Halfway through, I take a break because, after all, one has to eat - which gives me a chance to assess what I've been reading. A detective story in the Patricia Highsmith tradition where you know from the start that something terrible has happened but you're forced to wait till the end before you find out what and why. A story about the power of history, where Lucas's and Caitlin's individual choices turn out to be heavily determined by the choices their families made in the past. An analysis of racism as only a novelist can view it, seen from the inside suspending judgment, holding conflicting perspectives in balance. Forget about roughage. This isn't some worthy literary experience. This is a magic mirror, reflecting Australia in the nineties and Pauline Hansons' One Nation.

Dinner's over. I've had a rest. It's time to read on.

So, okay, something terrible does happen and it is really terrible. A version of my own worst fear, in fact - and that is all I'm going to tell you. But, although Provoost has run me through the full gamut of pity and terror, I don't have the sick feeling I have after reading a Robert Cormier novel, the sense that I've been manipulated into viewing life as a pretty hopeless business. Provoost deals with some pretty dark stuff - xenophobia, the human tendency to look for scapegoats, our secret desires to hurt and revenge ourselves on those closest to us - but she understands what she's dealing with and she's allowed me to share that understanding. So I can continue to hope that the Lucases of this world will eventually get wisdom and understanding too.

Obviously Falling is a novel of ideas but the ideas never overwhelm the novel.

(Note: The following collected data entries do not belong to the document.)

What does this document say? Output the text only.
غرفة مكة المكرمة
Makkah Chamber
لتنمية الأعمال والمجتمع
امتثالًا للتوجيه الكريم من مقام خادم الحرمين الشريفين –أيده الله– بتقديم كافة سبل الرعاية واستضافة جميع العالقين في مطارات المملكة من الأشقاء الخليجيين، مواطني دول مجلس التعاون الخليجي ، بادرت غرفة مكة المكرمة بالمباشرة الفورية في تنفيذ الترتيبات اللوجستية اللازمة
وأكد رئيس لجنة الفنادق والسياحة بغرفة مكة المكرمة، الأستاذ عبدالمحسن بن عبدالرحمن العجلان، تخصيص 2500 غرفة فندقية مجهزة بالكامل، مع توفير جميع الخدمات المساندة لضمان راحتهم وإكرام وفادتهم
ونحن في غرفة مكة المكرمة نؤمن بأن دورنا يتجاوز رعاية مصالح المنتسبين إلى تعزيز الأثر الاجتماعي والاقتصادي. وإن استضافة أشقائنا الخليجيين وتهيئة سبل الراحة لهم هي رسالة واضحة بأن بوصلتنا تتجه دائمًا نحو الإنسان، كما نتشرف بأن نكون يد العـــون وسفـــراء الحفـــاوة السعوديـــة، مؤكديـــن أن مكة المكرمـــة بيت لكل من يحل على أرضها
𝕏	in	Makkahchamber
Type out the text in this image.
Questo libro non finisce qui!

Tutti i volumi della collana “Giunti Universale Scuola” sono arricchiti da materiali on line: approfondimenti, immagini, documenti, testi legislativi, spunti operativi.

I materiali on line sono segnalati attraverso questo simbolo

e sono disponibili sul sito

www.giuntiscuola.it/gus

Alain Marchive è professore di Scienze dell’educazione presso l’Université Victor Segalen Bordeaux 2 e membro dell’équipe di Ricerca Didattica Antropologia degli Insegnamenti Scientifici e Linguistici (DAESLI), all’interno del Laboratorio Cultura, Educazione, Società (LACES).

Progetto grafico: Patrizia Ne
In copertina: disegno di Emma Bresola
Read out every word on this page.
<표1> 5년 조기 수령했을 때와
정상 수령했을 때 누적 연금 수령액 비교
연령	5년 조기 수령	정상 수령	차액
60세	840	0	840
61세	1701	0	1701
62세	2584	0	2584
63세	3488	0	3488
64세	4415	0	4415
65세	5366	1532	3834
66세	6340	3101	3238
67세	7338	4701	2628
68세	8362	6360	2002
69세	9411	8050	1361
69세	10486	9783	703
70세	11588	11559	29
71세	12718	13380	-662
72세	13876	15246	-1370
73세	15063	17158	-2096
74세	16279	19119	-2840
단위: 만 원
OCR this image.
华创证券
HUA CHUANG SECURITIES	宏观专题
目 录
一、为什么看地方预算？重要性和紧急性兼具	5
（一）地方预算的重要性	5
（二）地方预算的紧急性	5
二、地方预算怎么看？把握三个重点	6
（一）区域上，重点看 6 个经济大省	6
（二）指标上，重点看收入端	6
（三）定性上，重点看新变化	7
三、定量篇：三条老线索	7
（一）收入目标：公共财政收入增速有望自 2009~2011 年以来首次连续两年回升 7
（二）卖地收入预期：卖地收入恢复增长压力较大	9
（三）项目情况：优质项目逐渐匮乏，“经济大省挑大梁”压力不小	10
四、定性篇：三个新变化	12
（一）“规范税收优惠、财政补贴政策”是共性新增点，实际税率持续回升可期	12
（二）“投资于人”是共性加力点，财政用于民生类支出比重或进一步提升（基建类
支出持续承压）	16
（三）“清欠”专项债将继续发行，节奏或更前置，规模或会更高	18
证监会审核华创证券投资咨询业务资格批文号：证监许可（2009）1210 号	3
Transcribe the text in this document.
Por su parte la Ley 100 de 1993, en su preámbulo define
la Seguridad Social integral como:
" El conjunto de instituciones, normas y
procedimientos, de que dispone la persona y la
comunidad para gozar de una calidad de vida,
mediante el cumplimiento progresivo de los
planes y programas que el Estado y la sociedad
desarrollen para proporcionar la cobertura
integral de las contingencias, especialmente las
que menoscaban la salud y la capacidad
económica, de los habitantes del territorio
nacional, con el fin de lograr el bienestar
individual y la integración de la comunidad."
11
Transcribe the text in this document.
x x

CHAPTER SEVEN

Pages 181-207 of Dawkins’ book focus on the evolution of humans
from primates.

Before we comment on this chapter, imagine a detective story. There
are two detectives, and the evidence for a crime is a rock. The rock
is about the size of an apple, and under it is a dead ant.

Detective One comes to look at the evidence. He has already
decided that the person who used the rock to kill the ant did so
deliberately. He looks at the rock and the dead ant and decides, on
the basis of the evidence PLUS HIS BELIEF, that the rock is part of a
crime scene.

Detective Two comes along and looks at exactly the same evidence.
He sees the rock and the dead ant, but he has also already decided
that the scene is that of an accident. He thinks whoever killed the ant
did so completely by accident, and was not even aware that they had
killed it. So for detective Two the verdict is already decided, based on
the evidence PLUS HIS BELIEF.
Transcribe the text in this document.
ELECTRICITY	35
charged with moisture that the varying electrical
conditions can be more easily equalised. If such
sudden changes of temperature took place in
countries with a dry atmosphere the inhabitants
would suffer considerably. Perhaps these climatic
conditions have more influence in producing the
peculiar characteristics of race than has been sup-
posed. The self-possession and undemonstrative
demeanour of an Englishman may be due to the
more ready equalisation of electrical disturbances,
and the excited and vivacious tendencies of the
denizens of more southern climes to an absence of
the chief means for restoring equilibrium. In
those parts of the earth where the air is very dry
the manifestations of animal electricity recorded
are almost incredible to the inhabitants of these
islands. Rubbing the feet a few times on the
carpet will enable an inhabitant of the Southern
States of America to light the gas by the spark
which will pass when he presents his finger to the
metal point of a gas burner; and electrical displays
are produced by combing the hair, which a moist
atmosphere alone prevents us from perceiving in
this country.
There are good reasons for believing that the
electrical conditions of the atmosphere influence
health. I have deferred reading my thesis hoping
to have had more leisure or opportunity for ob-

As a first person narrative, it's unusual because Lucas is neither an unreliable narrator, in the style of Gary Crew's Stephen Messenger, nor the sympathetic character that most first person narrators become. And, partly because Lucas reveals himself to us rather than explaining himself to us, this first person narrative is also untypically visual. Falling is structured around images - Caitlin dancing, the view from Lucas' window, the chainsaw, the wounded dove and dozens more - that accrue and change meanings during the course of the book and give a very physical immediacy to Provoost's basic concepts.

So, despite my initial hesitations, Falling turns out to be a reviewer's dream run. It's even easy to come up the critical comment that proves I'm not just a besotted fan. Lucas's language is, quite regularly, too formal for a boy who '… didn't take any books (on holiday) because I don't like reading…' which may be an accurate translation of Provoost or may be a tendency that Provoost and translator John Nieuwenhuizen both share. I can't tell, because (time for a bit of self criticism) I've been too caught up by the momentum of the novel to assess Falling specifically as a translation. Even now, when I pick it up and try to focus on the questions that Aidan (Chambers) raised, I just get involved again.

Well, come to think of it, I suppose that means it's an excellent translation, doesn't it?